My pain has consumed every waking moment, leaving me struggling to concentrate and with difficulty linking thoughts together. I’ve felt myself start to sink deeper into depression and wonder if I will ever get well. I’ve asked questions like “Why me?” and dwell on the past and all the things I “could” have done to avoid the current situation. If only I hadn’t lifted that carpet cleaner; if only I had been more faithful with my physical therapy exercises.
But dwelling on the past and what could have happened or concentrating on the things I currently am unable to do are not a productive way of thinking, and will not move me forward in a positive light toward both physical and emotional healing. Instead what happens is I tend to sink even further into depression and into a state of “woe is me.”
So how does one get out of this funk, overcome the pain and rise above the clouds?
Over the weekend I watched The Bucket List which stars Morgan Freeman and Jack Nicholson. It’s a story of two guys who meet in a hospital cancer ward. Each has been given less than a year to live. As their hospital room friendship develops they decide to create a list of all the things they have wanted to do but never done and go out and spend their final days accomplishing their bucket list.
They travel the world checking off items on their bucket list and developing their relationship even further. At one point the character played by Morgan Freeman gets the news that his cancer has spread. His odds are not good. He writes a final letter to his friend who bucket list friend giving him some advice. In that letter he tells him to “find the joy in your life.”

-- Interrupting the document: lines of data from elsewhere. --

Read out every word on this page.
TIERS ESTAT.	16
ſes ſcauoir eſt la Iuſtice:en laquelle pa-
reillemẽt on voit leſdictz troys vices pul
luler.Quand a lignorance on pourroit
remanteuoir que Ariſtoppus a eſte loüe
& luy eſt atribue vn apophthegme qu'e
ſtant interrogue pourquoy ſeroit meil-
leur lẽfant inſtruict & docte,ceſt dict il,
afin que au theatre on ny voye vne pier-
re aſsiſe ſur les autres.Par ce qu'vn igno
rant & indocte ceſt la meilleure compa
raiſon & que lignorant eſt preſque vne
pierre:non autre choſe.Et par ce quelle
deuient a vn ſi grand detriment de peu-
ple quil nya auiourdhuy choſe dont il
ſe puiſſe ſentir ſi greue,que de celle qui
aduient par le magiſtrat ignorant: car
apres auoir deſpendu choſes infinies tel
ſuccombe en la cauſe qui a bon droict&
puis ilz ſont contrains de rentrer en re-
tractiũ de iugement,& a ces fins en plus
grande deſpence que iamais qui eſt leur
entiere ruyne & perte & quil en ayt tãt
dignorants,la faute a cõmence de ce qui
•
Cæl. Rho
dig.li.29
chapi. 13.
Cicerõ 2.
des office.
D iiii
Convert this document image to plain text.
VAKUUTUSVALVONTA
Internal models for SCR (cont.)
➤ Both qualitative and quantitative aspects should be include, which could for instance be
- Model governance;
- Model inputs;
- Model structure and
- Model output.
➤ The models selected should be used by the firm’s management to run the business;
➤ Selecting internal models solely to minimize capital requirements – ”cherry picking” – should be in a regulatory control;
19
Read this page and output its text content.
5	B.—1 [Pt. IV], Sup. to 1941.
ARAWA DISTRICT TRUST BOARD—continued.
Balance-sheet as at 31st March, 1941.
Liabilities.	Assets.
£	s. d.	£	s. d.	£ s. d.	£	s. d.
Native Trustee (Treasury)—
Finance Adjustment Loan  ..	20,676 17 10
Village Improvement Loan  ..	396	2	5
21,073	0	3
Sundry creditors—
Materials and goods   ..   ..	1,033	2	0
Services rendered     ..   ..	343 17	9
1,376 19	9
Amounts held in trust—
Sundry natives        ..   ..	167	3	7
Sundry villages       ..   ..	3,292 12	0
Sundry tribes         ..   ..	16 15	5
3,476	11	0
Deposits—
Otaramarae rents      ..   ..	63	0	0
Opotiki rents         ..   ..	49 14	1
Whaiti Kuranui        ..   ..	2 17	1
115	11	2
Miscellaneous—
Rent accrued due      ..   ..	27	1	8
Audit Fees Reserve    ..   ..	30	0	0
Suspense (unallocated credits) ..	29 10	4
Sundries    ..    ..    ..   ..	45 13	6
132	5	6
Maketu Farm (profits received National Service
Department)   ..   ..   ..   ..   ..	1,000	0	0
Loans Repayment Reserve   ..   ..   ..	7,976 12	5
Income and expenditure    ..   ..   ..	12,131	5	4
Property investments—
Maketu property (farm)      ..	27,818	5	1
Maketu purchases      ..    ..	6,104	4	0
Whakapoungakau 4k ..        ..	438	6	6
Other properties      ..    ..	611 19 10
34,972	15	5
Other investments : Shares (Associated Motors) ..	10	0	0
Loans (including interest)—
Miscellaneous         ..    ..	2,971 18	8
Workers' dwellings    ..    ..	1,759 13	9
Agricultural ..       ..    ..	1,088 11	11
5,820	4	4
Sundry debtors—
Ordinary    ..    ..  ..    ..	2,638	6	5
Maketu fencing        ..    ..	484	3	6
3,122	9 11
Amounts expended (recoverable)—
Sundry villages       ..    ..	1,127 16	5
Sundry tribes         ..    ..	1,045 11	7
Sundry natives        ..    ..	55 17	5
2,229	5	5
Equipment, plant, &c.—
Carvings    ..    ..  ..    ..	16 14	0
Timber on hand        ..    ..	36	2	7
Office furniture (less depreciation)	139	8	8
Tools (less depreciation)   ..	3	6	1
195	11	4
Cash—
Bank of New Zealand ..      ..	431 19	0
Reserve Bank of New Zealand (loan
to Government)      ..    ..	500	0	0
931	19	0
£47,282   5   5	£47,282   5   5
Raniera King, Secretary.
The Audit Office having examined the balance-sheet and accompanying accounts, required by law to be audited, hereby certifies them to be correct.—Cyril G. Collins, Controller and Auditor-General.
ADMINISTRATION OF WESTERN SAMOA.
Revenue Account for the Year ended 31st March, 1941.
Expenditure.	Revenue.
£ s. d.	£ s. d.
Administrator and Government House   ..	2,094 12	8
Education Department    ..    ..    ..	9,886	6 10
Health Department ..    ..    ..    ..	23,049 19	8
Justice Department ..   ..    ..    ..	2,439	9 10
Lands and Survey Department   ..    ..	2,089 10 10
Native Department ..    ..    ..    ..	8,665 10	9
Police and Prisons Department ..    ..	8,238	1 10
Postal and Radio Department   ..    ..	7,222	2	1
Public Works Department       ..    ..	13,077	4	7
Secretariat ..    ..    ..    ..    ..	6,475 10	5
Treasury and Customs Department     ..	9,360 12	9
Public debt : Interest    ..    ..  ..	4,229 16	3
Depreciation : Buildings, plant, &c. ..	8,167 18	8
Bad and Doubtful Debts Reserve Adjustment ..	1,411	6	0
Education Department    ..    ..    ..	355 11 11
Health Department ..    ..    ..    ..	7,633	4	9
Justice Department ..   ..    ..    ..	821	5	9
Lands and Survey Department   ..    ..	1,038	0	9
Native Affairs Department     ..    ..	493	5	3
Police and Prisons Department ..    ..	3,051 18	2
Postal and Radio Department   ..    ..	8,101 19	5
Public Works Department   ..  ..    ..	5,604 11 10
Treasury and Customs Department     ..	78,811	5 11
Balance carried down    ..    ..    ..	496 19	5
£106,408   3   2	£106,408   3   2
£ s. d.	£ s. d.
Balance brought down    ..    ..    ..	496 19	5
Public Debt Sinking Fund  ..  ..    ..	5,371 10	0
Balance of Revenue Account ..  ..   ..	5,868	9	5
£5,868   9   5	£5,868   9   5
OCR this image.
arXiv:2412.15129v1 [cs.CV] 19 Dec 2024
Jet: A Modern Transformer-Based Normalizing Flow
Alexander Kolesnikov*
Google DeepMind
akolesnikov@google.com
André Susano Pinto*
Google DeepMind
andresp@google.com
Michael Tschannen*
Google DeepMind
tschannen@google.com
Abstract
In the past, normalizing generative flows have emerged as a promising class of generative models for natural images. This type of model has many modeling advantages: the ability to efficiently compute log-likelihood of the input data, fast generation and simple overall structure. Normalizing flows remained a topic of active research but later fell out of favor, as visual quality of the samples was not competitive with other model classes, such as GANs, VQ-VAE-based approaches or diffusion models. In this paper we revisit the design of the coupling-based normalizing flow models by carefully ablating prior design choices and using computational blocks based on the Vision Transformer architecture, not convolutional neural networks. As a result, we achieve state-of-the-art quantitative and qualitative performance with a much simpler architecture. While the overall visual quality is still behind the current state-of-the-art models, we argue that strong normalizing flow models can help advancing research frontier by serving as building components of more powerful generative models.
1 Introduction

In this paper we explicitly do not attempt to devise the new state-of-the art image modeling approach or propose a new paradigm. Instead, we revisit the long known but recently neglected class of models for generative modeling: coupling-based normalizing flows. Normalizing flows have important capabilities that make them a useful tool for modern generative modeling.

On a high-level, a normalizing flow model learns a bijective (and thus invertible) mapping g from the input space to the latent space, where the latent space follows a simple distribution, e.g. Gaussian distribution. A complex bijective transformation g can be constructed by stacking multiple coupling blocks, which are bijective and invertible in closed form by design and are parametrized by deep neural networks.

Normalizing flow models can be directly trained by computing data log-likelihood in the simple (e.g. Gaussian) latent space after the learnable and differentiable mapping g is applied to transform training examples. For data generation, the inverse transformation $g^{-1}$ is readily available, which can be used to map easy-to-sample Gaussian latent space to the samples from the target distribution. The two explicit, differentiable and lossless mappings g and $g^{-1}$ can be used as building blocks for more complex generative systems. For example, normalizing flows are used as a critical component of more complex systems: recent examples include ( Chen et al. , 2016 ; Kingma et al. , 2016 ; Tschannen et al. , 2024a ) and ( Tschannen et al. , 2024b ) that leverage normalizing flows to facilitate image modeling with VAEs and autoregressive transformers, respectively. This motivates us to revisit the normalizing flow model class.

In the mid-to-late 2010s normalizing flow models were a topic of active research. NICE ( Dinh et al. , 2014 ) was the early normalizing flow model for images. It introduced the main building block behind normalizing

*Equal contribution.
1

We all go through seasons in our lives.
As I struggle with the pain and lack of mobility I also struggle with remembering the joy in my life. Things like my kids, my wife and my family and friends. Those are the obvious sources of joy, but I think there is much more to it than that. Finding the joy in your life is about living your life in the way and manner in which you really want to live it. It’s about crossing items off on your “bucket list” each and every day regardless of your circumstances. It’s putting value on the things that are truly important to you and then putting all your energy toward them.
Life guarantees that you will have setbacks; you will have trying times; you may have health problems. You will experience loss and pain and suffering. So how do you overcome it all and rise above the clouds? Find the joy in your life.
In another scene from the movie both men are sitting on top of one of the great pyramids in Egypt. The conversation drifts to life and death and Morgan Freeman’s character tells a story Jack Nicholson about an Egyptian god that asks two questions of the dead at the entrance to heaven.
“Have you found joy in your life?” and “Has your life brought joy to others?”
How can our lives bring joy to others? One way is by finding the joy in our own lives and living a life without regrets. You see when we are living life to the fullest and enjoying every aspect of it we will only want to share that feeling and power with others. We’ll do whatever it takes to make sure the people around us are feeling the same joy. It’s a contagious feeling that others who spend any time with you will find hard if not impossible to ignore. Look for that joy in all the seasons of your life.
I may be in the midst of a trying a troubling season that tests my will and resolution, but I know I have the support of great friends and family and I have an upcoming sabbatical. Therein lies my joy.
Regardless of what you may be going through right now, don’t forget to find the joy in your life.